We report results for the mechanical behavior of these graphene-diamond nanocomposite superstructures based on molecular-dynamics (MD) simulations. We have conducted uniaxial straining tests and report the dependence on the diamond fraction of the elastic properties, ultimate tensile strength, and fracture strain of the 2D diamond superstructures, demonstrating their remarkable mechanical strength. We find that a brittle-to-ductile transition occurs in these superstructures with increasing the 2D diamond concentration beyond a critical level [2]. The underlying ductile fracture mechanism is mediated by void formation, growth, and coalescence, in contrast to the typical brittle fracture of graphene. Furthermore, we have analyzed the response of these superstructures to nanoindentation loading [3] and to shear straining. We find that superstructures with a less-than-critical 2D diamond concentration exhibit a strongly nonlinear inelastic response to indentation up to the onset of fracture mediated by a non-dissipative and non-recoverable stiffening effect that results in large hysteresis loops in indentation loading/unloading cycles. We also demonstrate the impact of increasing the 2D diamond fraction in the superstructures on the shear modulus [1] and shear strength of these 2D nanocomposite materials.

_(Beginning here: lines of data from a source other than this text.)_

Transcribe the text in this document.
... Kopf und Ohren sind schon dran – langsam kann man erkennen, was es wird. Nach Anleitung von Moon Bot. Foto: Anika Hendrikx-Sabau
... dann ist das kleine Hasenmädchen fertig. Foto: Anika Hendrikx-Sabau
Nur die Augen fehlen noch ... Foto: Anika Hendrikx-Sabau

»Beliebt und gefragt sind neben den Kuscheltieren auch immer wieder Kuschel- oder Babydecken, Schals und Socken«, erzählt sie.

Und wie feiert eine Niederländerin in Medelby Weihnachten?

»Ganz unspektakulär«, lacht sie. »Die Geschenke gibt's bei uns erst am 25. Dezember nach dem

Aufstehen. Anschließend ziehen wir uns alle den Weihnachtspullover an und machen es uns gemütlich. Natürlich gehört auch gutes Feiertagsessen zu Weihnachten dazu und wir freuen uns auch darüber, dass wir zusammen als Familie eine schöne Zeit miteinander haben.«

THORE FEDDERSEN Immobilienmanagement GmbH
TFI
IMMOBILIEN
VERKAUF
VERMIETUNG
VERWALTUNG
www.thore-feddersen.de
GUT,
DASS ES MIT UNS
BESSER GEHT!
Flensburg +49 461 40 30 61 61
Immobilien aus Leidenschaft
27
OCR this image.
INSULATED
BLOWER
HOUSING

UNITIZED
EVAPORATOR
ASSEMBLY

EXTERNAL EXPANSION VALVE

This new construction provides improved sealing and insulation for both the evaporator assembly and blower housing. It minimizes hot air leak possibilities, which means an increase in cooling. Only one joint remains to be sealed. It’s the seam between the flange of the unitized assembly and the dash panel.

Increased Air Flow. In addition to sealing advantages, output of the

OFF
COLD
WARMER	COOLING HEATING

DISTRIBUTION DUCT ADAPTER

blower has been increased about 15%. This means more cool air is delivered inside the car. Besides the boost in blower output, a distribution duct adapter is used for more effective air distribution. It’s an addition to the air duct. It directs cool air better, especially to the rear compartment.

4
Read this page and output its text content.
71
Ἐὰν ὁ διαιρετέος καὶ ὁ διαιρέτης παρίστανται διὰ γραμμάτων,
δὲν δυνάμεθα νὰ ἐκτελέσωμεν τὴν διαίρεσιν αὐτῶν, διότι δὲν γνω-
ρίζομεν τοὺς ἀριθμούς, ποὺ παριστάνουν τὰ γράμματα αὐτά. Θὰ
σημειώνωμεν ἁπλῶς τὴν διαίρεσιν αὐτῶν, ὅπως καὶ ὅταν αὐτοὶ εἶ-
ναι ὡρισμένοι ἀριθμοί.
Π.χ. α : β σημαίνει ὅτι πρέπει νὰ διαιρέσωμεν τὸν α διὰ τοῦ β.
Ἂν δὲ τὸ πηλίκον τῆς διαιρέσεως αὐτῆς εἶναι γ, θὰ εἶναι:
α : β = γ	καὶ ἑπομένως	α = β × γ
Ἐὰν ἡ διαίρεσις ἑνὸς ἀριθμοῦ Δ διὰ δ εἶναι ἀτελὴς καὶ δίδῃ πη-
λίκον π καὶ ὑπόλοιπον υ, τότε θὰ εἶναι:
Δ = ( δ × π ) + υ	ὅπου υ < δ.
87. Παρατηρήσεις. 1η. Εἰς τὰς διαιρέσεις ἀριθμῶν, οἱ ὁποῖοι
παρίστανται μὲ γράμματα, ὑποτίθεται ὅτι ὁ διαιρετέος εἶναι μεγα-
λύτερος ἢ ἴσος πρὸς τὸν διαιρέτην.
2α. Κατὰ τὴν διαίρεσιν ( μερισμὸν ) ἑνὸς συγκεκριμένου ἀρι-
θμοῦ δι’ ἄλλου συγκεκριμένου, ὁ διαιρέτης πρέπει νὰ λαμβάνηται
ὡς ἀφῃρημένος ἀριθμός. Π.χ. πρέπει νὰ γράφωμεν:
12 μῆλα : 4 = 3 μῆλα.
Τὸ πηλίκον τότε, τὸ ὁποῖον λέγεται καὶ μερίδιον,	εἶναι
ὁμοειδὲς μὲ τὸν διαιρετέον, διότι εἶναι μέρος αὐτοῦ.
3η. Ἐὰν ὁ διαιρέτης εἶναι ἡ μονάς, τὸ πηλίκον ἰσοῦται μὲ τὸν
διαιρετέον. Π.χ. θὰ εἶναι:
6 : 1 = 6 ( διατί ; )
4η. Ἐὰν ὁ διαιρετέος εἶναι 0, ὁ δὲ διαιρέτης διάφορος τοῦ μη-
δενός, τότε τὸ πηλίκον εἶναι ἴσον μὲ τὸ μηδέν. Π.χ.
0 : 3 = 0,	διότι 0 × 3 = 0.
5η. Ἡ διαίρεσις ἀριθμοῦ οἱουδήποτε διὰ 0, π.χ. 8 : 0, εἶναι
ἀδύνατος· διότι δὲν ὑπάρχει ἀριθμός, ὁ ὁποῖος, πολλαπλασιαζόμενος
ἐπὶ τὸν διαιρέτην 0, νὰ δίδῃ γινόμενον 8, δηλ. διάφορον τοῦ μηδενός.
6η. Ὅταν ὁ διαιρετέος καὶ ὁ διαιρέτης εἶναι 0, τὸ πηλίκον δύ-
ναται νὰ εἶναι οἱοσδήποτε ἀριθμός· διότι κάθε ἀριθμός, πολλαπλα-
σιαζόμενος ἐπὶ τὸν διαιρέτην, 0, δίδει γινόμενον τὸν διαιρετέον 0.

Finally, we report results for the lattice thermal conductivity of these superstructures based on equilibrium MD simulations. We compute the dependence of the thermal conductivity on the 2D diamond fraction in the nanocomposite superstructures and provide a comprehensive theoretical interpretation of the simulation results based on an effective medium model and detailed analysis of the internal displacement fields in the superstructures due to strained C-C bonds in these 2D materials. The findings of this thermal transport analysis have important implications for the suitability of these 2D materials for thermal management applications.

  1. D. Maroudas, A. R. Muniz, and A. Ramasubramaniam, Molecular Simulation 45, 1173–1202 (2019).
  2. M. Chen, A. R. Muniz, and D. Maroudas, ACS Applied Materials & Interfaces 10, 28898–28908 (2018).
  3. M. Chen, A. Weerasinghe, A. R. Muniz, A. Ramasubramaniam, and D. Maroudas, ACS Applied Nano Materials 4, 8611–8625 (2021).